Whereas the President sounds persuasive, it is debatable whether his supporters - the peasants who are used to free things - will buy into his argument and dismiss Besigye’s free lunch.
With the elections around the corner, and the opposition digging in, it remains to be seen how long President Museveni can maintain his principled position.
In the past, Museveni has reacted to some of the opposition’s populist promises by delivering on them. In 2001, Besigye promised to abolish graduated tax. Museveni reacted by doing exactly that.
Besigye also promised to double the number of government sponsored students at public universities from the then 2,000, but Museveni got it done. Besigye promised to restore the Kasese cultural institution, Obusinga bwa Rwenzururu, and got rewarded with a victory over Museveni in the 2006 elections.
The NRM, which had initially opposed the restoration, was forced to change its mind after the voters’ statement, and now the Rwenzururu Kingdom is back to life.
The Ntungamo-Rukungiri road was nicknamed ‘Besigye road’ because he promised to tarmac it during the 2001 election campaigns, forcing the government to take it up.

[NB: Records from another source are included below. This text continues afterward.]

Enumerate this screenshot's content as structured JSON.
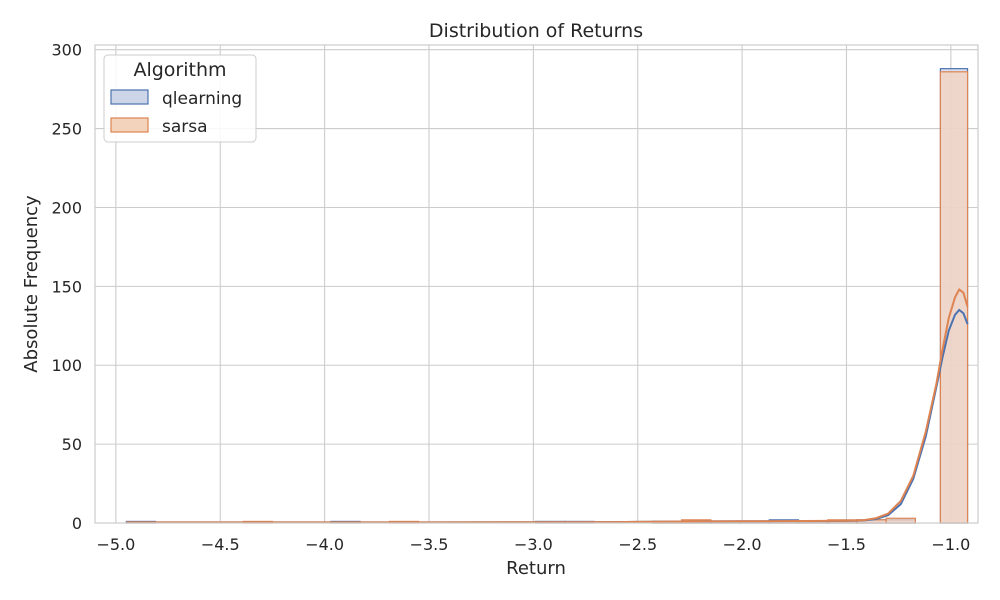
{
  "chart_data": {
    "type": "histogram",
    "title": "Distribution of Returns",
    "xlabel": "Return",
    "ylabel": "Absolute Frequency",
    "xlim": [
      -5.1,
      -0.87
    ],
    "ylim": [
      0,
      303
    ],
    "xticks": [
      -5.0,
      -4.5,
      -4.0,
      -3.5,
      -3.0,
      -2.5,
      -2.0,
      -1.5,
      -1.0
    ],
    "xtick_labels": [
      "−5.0",
      "−4.5",
      "−4.0",
      "−3.5",
      "−3.0",
      "−2.5",
      "−2.0",
      "−1.5",
      "−1.0"
    ],
    "yticks": [
      0,
      50,
      100,
      150,
      200,
      250,
      300
    ],
    "ytick_labels": [
      "0",
      "50",
      "100",
      "150",
      "200",
      "250",
      "300"
    ],
    "grid": true,
    "legend": {
      "title": "Algorithm",
      "placement": "top-left",
      "entries": [
        "qlearning",
        "sarsa"
      ]
    },
    "series": [
      {
        "name": "qlearning",
        "color": "#4c72b0",
        "fill": "#cdd6e8",
        "bins": [
          [
            -4.95,
            -4.81,
            1
          ],
          [
            -4.81,
            -4.67,
            0
          ],
          [
            -4.67,
            -4.53,
            0
          ],
          [
            -4.53,
            -4.39,
            0
          ],
          [
            -4.39,
            -4.25,
            0
          ],
          [
            -4.25,
            -4.11,
            0
          ],
          [
            -4.11,
            -3.97,
            0
          ],
          [
            -3.97,
            -3.83,
            1
          ],
          [
            -3.83,
            -3.69,
            0
          ],
          [
            -3.69,
            -3.55,
            0
          ],
          [
            -3.55,
            -3.41,
            0
          ],
          [
            -3.41,
            -3.27,
            0
          ],
          [
            -3.27,
            -3.13,
            0
          ],
          [
            -3.13,
            -2.99,
            0
          ],
          [
            -2.99,
            -2.85,
            1
          ],
          [
            -2.85,
            -2.71,
            1
          ],
          [
            -2.71,
            -2.57,
            0
          ],
          [
            -2.57,
            -2.43,
            0
          ],
          [
            -2.43,
            -2.29,
            1
          ],
          [
            -2.29,
            -2.15,
            1
          ],
          [
            -2.15,
            -2.01,
            1
          ],
          [
            -2.01,
            -1.87,
            1
          ],
          [
            -1.87,
            -1.73,
            2
          ],
          [
            -1.73,
            -1.59,
            1
          ],
          [
            -1.59,
            -1.45,
            1
          ],
          [
            -1.45,
            -1.31,
            2
          ],
          [
            -1.31,
            -1.17,
            2
          ],
          [
            -1.17,
            -1.05,
            0
          ],
          [
            -1.05,
            -0.92,
            288
          ]
        ],
        "kde": [
          [
            -4.95,
            0.4
          ],
          [
            -4.5,
            0.4
          ],
          [
            -4.0,
            0.4
          ],
          [
            -3.5,
            0.4
          ],
          [
            -3.0,
            0.5
          ],
          [
            -2.6,
            0.6
          ],
          [
            -2.4,
            0.8
          ],
          [
            -2.2,
            1.0
          ],
          [
            -2.0,
            1.1
          ],
          [
            -1.8,
            1.2
          ],
          [
            -1.6,
            1.2
          ],
          [
            -1.5,
            1.3
          ],
          [
            -1.42,
            1.6
          ],
          [
            -1.36,
            2.5
          ],
          [
            -1.3,
            5
          ],
          [
            -1.24,
            12
          ],
          [
            -1.18,
            28
          ],
          [
            -1.12,
            55
          ],
          [
            -1.07,
            86
          ],
          [
            -1.04,
            105
          ],
          [
            -1.01,
            122
          ],
          [
            -0.98,
            132
          ],
          [
            -0.96,
            135
          ],
          [
            -0.94,
            133
          ],
          [
            -0.92,
            126
          ]
        ]
      },
      {
        "name": "sarsa",
        "color": "#dd8452",
        "fill": "#f4d3bd",
        "bins": [
          [
            -4.95,
            -4.81,
            0
          ],
          [
            -4.81,
            -4.67,
            0
          ],
          [
            -4.67,
            -4.53,
            0
          ],
          [
            -4.53,
            -4.39,
            0
          ],
          [
            -4.39,
            -4.25,
            1
          ],
          [
            -4.25,
            -4.11,
            0
          ],
          [
            -4.11,
            -3.97,
            0
          ],
          [
            -3.97,
            -3.83,
            0
          ],
          [
            -3.83,
            -3.69,
            0
          ],
          [
            -3.69,
            -3.55,
            1
          ],
          [
            -3.55,
            -3.41,
            0
          ],
          [
            -3.41,
            -3.27,
            0
          ],
          [
            -3.27,
            -3.13,
            0
          ],
          [
            -3.13,
            -2.99,
            0
          ],
          [
            -2.99,
            -2.85,
            0
          ],
          [
            -2.85,
            -2.71,
            0
          ],
          [
            -2.71,
            -2.57,
            0
          ],
          [
            -2.57,
            -2.43,
            0
          ],
          [
            -2.43,
            -2.29,
            1
          ],
          [
            -2.29,
            -2.15,
            2
          ],
          [
            -2.15,
            -2.01,
            1
          ],
          [
            -2.01,
            -1.87,
            1
          ],
          [
            -1.87,
            -1.73,
            1
          ],
          [
            -1.73,
            -1.59,
            1
          ],
          [
            -1.59,
            -1.45,
            2
          ],
          [
            -1.45,
            -1.31,
            2
          ],
          [
            -1.31,
            -1.17,
            3
          ],
          [
            -1.17,
            -1.05,
            0
          ],
          [
            -1.05,
            -0.92,
            286
          ]
        ],
        "kde": [
          [
            -4.95,
            0.4
          ],
          [
            -4.5,
            0.4
          ],
          [
            -4.0,
            0.4
          ],
          [
            -3.5,
            0.4
          ],
          [
            -3.0,
            0.5
          ],
          [
            -2.6,
            0.6
          ],
          [
            -2.4,
            0.8
          ],
          [
            -2.2,
            1.0
          ],
          [
            -2.0,
            1.1
          ],
          [
            -1.8,
            1.2
          ],
          [
            -1.6,
            1.3
          ],
          [
            -1.5,
            1.4
          ],
          [
            -1.42,
            1.8
          ],
          [
            -1.36,
            3
          ],
          [
            -1.3,
            6
          ],
          [
            -1.24,
            14
          ],
          [
            -1.18,
            30
          ],
          [
            -1.12,
            58
          ],
          [
            -1.07,
            88
          ],
          [
            -1.04,
            110
          ],
          [
            -1.01,
            130
          ],
          [
            -0.98,
            143
          ],
          [
            -0.96,
            148
          ],
          [
            -0.94,
            146
          ],
          [
            -0.92,
            137
          ]
        ]
      }
    ]
  }
}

The free lunch proposal strikes a chord with Museveni’s core supporters - the peasants and rural poor - who are the major beneficiaries of the UPE programme. Unlike federalism, whose support hardly goes beyond one region, free lunch for school children would be popular across the country.

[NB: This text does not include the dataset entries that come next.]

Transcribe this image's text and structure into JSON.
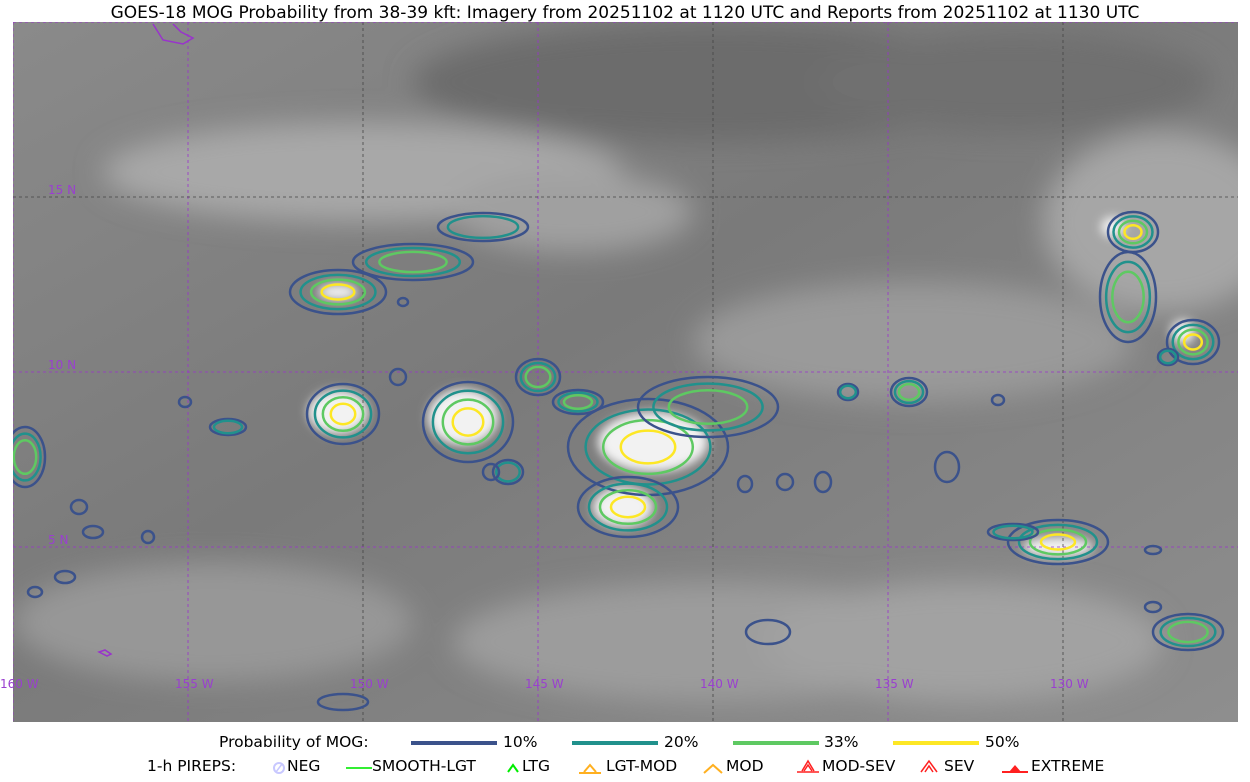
{
  "title": "GOES-18 MOG Probability from 38-39 kft: Imagery from 20251102 at 1120 UTC and Reports from 20251102 at 1130 UTC",
  "map": {
    "lon_labels": [
      "160 W",
      "155 W",
      "150 W",
      "145 W",
      "140 W",
      "135 W",
      "130 W"
    ],
    "lat_labels": [
      "15 N",
      "10 N",
      "5 N"
    ],
    "grid_color": "#9933cc",
    "coastline_color": "#9933cc"
  },
  "legend": {
    "mog_title": "Probability of MOG:",
    "mog_levels": [
      {
        "label": "10%",
        "color": "#3b528b"
      },
      {
        "label": "20%",
        "color": "#21918c"
      },
      {
        "label": "33%",
        "color": "#5ec962"
      },
      {
        "label": "50%",
        "color": "#fde725"
      }
    ],
    "pirep_title": "1-h PIREPS:",
    "pireps": [
      {
        "label": "NEG",
        "icon": "neg-circle-icon",
        "color": "#c8c8ff"
      },
      {
        "label": "SMOOTH-LGT",
        "icon": "line-icon",
        "color": "#33ee33"
      },
      {
        "label": "LTG",
        "icon": "caret-icon",
        "color": "#00ee00"
      },
      {
        "label": "LGT-MOD",
        "icon": "caret-bar-icon",
        "color": "#ffb020"
      },
      {
        "label": "MOD",
        "icon": "caret-icon",
        "color": "#ffb020"
      },
      {
        "label": "MOD-SEV",
        "icon": "double-caret-bar-icon",
        "color": "#ff2020"
      },
      {
        "label": "SEV",
        "icon": "double-caret-icon",
        "color": "#ff2020"
      },
      {
        "label": "EXTREME",
        "icon": "filled-triangle-icon",
        "color": "#ff2020"
      }
    ]
  }
}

Political watchers say that with the ministry of Education and Sports fronting proposals, the government might soon announce a u-turn on the issue, thus pulling a rag from under Besigye’s feet.
Dr. Frederick Mutebi Golooba of Makerere University agrees that Besigye’s promise of free lunch is popular.
He says the President might end up offering free meals too.
“If the parents continue to support Besigye and the President realises that it is likely to win him support, I will be surprised if he doesn’t change his position,” Golooba told The Observer by telephone.
However, Fagil Mandy, an education consultant and former commissioner in the ministry of Education, doesn’t agree. He says there are other more pressing issues that have to be addressed in the education sector, other than offering free meals.
Mandy cites the strengthening of school management committees, district educational institutions, retraining of teachers and stemming teacher absenteeism. He adds that even before UPE (when the quality of education was said to be good), schools weren’t providing lunch.
According to Mandy, there are other reasons to blame for the high school dropout rates other than lack of meals for learners.
Besigye’s other promise is reducing taxes, which has prompted some to ask from where he will get the money to implement his generous proposals. He has, however, been talking of fighting corruption and reducing on the cost of public administration.
Yet free lunch is not the only bone of contention between these two. They have accused each other of manifesto copying.
President Museveni’s younger brother, Gen Salim Saleh, recently accused Besigye of riding on the NRM promise of restoring cooperatives which he says government has already restored.
Besigye’s promise of doubling primary school teachers’ salaries to Shs 400,000 was also not well received by NRM. Earlier on, Trade and Tourism minister, Maj Gen Kahinda Otafiire, had described the promise as unrealistic.